2. The application was not timely filed; however, it is in the
interest of justice to excuse the failure to timely file.
3. Insufficient relevant evidence has been presented to
demonstrate the existence of error or injustice. We note the
applicant requests his discharge with a 50 percent disability
rating be increased to 100 percent retroactive to 17 August
1978. However, based on the available evidence it is our
opinion the applicant's disability rating of 50 percent was
properly adjudicated and the applicant has not provided
substantial evidence which would lead us to believe that his
separation was in error or contrary to the governing Air Force
instructions. The applicant's case has also undergone an
exhaustive review by the BCMR Medical Consultant and we do not
find the evidence sufficient to overcome his assessment of the
case. Therefore we agree with the opinions and recommendations
of the Air Force office of primary responsibility and the BCMR
Medical Consultant and adopt their rationale as the basis for
our conclusion that the applicant has failed to sustain his
burden of proof that he has been the victim of an error or
injustice. In view of the above and in the absence of evidence
to the contrary, we find no basis to recommend granting the
relief sought in this application.
THE BOARD DETERMINES THAT:
The applicant be notified that the evidence presented did not
demonstrate the existence of material error or injustice; that
the application was denied without a personal appearance;
and that the application will only be reconsidered upon the
submission of newly discovered relevant evidence not considered
with this application.
The following members of the Board considered this application
in Executive Sessions on 12 February 2015, under the provisions
of AFI 36-2603:
, Panel Chair
, Member
, Member
The following documentary evidence pertaining to AFBCMR BC-2012-
00028 was considered:
Exhibit A. DD Form 149, dated 1 September 2011, w/atchs.
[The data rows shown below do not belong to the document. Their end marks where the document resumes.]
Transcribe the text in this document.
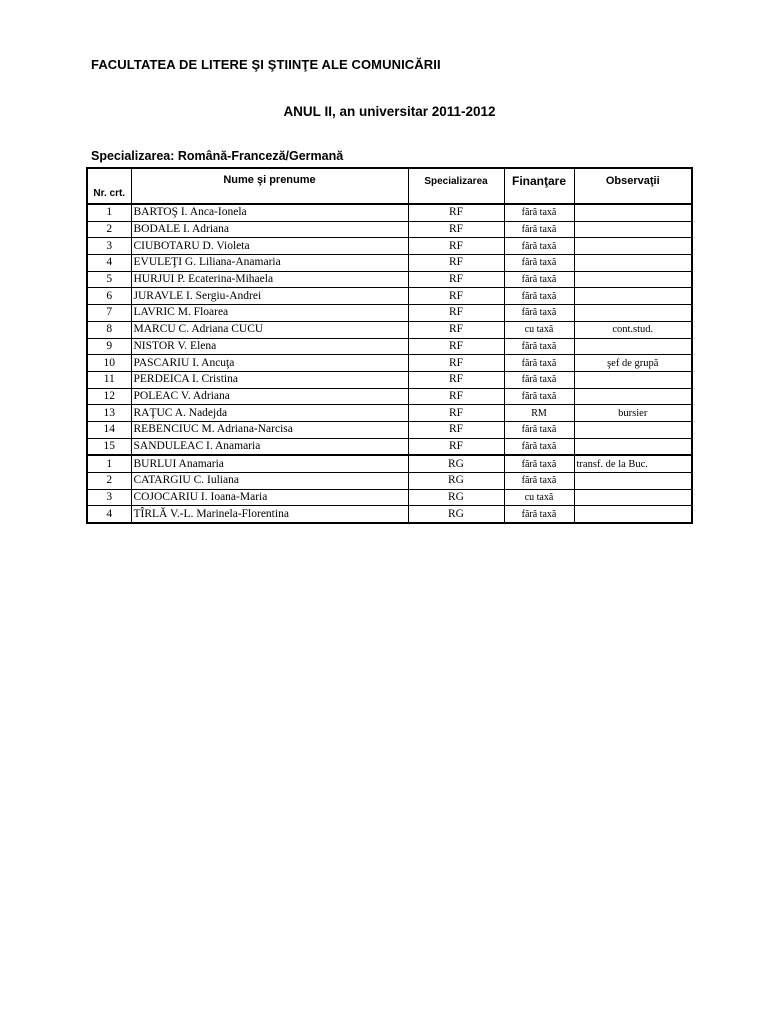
FACULTATEA DE LITERE ŞI ŞTIINŢE ALE COMUNICĂRII
ANUL II, an universitar 2011-2012
Specializarea: Română-Franceză/Germană
Nr. crt.	Nume şi prenume	Specializarea	Finanţare	Observaţii
1	BARTOŞ I. Anca-Ionela	RF	fără taxă	
2	BODALE I. Adriana	RF	fără taxă	
3	CIUBOTARU D. Violeta	RF	fără taxă	
4	EVULEŢI G. Liliana-Anamaria	RF	fără taxă	
5	HURJUI P. Ecaterina-Mihaela	RF	fără taxă	
6	JURAVLE I. Sergiu-Andrei	RF	fără taxă	
7	LAVRIC M. Floarea	RF	fără taxă	
8	MARCU C. Adriana CUCU	RF	cu taxă	cont.stud.
9	NISTOR V. Elena	RF	fără taxă	
10	PASCARIU I. Ancuţa	RF	fără taxă	şef de grupă
11	PERDEICA I. Cristina	RF	fără taxă	
12	POLEAC V. Adriana	RF	fără taxă	
13	RAŢUC A. Nadejda	RF	RM	bursier
14	REBENCIUC M. Adriana-Narcisa	RF	fără taxă	
15	SANDULEAC I. Anamaria	RF	fără taxă	
1	BURLUI Anamaria	RG	fără taxă	transf. de la Buc.
2	CATARGIU C. Iuliana	RG	fără taxă	
3	COJOCARIU I. Ioana-Maria	RG	cu taxă	
4	TÎRLĂ V.-L. Marinela-Florentina	RG	fără taxă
Exhibit B. Applicant's Master Personnel Records.
Exhibit C. Letter, BCMR Medical Consultant, dated
1 October 2012.
Exhibit D. Letter, SAF/MRBC, dated 5 October 2012.
Exhibit E. Email, Applicant, dated 18 October 2012.
Exhibit F. Letter, SAF/MRBC, dated 18 October 2012.
Exhibit G. Letter, Counsel, dated 28 March 2014, w/atchs.
Exhibit H. Letters, Counsel, dated 30 May 2014 and 3 June
2014.
Exhibit I. Letter, AFPC/DPFD, dated 3 June 2014.
Exhibit J. Letter, SAF/MRBR, dated 12 November 2014
Exhibit K. Letter, Counsel, dated 11 December 2014.